Assam Teleradiology Project of NRHM With Healthfore Technologies

 This PPP model was aimed to make radiology services accessible and affordable to the entire rural populace of Assam.

Karnataka Integrated Tele-medicine and Tele-health Project

This PPP model facilitated the investigation by specialists after preliminary examinations which aided in timely diagnosis and treatment for the patient. With the help of telemedicine, access to areas that were under-served or un-served was made easy. It improved specialty care and reduced both time and cost for rural and semi-urban patients.

Other Government and private joint Ventures

Teleradiology Solutions& Singapore Government

Teleradiology Solutions was accredited by the Singapore Ministry of Health to provide teleradiology services to hospitals and diagnostic centers in Singapore. This joint venture had dramatically reduced the report turnaround time from 2-3 days to less than an hour.
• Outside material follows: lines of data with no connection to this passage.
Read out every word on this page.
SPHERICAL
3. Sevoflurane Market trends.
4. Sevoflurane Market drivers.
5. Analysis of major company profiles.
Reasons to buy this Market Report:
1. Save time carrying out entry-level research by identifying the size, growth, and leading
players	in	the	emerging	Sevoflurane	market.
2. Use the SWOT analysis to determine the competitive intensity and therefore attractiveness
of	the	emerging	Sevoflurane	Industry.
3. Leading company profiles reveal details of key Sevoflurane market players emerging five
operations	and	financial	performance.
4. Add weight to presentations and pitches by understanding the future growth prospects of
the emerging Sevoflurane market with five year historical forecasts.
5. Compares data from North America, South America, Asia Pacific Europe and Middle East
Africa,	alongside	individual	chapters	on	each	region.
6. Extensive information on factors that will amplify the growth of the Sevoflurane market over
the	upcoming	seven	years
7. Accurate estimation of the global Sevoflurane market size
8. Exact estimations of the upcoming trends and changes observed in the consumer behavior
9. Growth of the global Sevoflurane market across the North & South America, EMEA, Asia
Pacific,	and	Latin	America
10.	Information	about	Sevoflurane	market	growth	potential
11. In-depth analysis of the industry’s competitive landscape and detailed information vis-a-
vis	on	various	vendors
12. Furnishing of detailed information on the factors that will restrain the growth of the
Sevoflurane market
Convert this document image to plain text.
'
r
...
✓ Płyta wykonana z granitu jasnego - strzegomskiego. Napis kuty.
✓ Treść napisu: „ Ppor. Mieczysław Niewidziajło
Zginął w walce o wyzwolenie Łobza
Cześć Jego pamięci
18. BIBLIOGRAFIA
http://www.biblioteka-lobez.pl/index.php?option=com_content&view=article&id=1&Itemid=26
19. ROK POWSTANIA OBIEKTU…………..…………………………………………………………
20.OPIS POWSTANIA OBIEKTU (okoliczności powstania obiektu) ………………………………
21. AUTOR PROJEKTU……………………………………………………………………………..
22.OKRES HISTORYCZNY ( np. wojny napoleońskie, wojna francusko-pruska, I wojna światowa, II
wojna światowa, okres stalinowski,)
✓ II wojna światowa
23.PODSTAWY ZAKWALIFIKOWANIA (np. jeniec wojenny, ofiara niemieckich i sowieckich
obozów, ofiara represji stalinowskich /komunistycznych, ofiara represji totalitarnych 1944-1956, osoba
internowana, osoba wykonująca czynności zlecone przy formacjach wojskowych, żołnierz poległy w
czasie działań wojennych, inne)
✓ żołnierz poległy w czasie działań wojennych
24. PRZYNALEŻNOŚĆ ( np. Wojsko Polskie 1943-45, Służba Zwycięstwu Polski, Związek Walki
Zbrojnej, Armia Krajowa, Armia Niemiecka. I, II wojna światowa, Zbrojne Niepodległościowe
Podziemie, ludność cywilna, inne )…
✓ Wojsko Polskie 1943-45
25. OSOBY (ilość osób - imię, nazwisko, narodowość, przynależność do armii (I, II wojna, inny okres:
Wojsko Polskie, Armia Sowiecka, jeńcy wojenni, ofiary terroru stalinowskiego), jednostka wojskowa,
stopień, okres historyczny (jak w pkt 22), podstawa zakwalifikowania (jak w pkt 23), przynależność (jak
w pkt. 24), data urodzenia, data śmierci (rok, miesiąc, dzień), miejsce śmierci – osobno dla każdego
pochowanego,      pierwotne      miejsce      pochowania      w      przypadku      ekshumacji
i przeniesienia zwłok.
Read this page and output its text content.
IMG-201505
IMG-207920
Teleradiology Solutions& Tripura Government

This venture helps patients at any of the government-run community and primary health centers and hospitals have their X-rays contemporaneously interpreted in real time by a specialist radiologist at a central reporting center located in a different part of the country. This partnership has made remote radiology available to healthcare providers across Tier II and remote markets in India. This partnership was backed by a team of over 50 radiologists () across multiple centers providing round-the-clock remote radiology reporting services. This initiative to this date has been a resounding success with more than 27246 reads till date across 23 sites in the state.